Tensor of s.e.s. of projective modules

Question

Let $f:R \rightarrow S$ be a ring homomorphism. All modules are right R-modules.Let $\otimes_R S:\mathbb{P}(R) \rightarrow \mathbb{P}(S)$ be the functor sending a projective $R$-module $P$ to the projective $S$-module $P\otimes_R S$. Is this functor left exact?

Answer 1

If by left exact you mean "preserves finite limits", the answer is no : consider $R= \mathbb Z, S= \mathbb Z/2$, and the following equalizer diagramm $0\to \mathbb Z \rightrightarrows\mathbb Z$ where the top map is $2$ and the bottom map is $0$.

Then when you tensor it, it's no longer an equalizer, as the two maps become $0 : \mathbb{Z/2\to Z/2}$, and the equalizer of that is $\mathbb Z/2$, not $0$.
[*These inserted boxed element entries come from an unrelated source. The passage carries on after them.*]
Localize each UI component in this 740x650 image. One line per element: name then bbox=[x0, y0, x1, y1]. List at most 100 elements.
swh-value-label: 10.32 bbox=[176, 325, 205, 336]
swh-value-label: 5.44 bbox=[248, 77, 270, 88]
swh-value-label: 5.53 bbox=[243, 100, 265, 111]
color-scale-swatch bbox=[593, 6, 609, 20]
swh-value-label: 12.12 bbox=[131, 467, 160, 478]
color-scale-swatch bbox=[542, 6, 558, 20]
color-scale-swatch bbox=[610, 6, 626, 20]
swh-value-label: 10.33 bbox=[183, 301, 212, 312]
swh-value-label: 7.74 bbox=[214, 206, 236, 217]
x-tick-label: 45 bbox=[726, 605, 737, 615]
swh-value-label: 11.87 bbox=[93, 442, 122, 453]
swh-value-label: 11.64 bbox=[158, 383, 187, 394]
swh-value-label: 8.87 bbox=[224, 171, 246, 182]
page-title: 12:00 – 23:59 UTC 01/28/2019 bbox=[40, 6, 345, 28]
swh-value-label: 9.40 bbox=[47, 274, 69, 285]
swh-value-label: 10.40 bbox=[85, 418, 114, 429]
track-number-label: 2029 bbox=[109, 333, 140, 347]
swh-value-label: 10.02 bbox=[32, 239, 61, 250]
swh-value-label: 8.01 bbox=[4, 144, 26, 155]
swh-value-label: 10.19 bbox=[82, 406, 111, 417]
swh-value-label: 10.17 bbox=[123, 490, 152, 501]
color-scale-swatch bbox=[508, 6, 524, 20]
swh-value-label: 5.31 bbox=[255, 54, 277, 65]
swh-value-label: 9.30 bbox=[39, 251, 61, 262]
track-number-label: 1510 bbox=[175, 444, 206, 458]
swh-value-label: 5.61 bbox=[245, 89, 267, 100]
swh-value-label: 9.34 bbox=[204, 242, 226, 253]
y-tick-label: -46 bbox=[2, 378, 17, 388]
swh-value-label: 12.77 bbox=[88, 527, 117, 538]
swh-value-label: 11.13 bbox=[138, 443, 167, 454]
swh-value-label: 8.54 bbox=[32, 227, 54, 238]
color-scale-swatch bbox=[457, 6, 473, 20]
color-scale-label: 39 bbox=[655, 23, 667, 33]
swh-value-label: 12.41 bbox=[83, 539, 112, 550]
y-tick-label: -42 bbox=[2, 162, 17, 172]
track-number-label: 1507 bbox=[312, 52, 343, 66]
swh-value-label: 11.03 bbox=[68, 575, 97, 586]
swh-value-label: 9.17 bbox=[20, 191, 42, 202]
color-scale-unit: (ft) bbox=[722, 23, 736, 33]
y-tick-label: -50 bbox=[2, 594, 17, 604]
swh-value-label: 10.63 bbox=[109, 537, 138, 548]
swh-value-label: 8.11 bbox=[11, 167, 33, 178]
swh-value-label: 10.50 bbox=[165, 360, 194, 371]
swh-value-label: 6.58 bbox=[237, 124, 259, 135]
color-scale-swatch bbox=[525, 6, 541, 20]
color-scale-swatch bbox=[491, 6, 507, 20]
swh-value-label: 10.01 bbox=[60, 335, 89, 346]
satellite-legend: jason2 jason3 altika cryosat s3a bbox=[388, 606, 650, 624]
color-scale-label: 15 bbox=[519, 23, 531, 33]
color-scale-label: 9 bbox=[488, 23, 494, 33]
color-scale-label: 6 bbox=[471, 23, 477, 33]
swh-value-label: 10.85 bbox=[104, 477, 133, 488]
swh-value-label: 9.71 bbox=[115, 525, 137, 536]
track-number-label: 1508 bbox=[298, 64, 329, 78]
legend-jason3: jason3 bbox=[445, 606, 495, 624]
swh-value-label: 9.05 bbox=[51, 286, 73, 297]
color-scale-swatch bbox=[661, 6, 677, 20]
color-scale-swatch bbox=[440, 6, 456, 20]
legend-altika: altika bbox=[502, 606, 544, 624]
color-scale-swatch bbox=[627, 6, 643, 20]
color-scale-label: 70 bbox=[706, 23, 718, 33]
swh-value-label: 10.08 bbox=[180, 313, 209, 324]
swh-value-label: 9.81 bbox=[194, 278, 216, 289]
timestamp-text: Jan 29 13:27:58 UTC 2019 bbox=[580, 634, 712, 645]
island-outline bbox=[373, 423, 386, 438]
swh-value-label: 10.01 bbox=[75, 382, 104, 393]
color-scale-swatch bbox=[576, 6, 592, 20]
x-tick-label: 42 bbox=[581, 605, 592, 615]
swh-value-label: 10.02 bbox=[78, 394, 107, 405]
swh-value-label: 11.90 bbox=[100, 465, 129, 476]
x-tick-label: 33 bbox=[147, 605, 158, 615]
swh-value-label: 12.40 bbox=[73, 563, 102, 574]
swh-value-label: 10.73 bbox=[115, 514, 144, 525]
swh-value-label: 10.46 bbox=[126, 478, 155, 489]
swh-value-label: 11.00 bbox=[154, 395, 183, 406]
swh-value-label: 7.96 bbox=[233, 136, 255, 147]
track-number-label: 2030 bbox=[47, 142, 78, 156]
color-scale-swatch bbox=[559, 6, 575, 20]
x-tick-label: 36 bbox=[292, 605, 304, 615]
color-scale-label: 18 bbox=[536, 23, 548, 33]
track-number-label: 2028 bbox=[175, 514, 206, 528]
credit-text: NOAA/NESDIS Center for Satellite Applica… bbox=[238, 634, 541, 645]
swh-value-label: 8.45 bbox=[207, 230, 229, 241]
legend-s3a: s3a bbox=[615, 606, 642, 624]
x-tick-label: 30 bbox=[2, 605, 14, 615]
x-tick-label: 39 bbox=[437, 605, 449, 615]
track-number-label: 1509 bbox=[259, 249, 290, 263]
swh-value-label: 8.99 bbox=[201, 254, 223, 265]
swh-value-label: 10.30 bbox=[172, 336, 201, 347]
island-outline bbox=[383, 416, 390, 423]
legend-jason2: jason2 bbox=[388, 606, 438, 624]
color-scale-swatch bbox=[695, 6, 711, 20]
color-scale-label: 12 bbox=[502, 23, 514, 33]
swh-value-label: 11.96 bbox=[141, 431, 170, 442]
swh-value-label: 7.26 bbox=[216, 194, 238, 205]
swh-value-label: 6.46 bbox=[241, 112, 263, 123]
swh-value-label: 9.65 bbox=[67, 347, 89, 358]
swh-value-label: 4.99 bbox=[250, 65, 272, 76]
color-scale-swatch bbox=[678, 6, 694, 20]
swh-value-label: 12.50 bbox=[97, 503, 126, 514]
If by left exact you mean "sends short exact sequences $0\to A\to B\to C\to 0$ to exact sequences $0\to F(A)\to F(B)\to F(C)$", then it's not very relevant (because $\mathbb P(R)$ is not abelian), but the answer is yes : indeed any short exact sequence of projectives splits, so the splitting is preserved by $\otimes_R S$.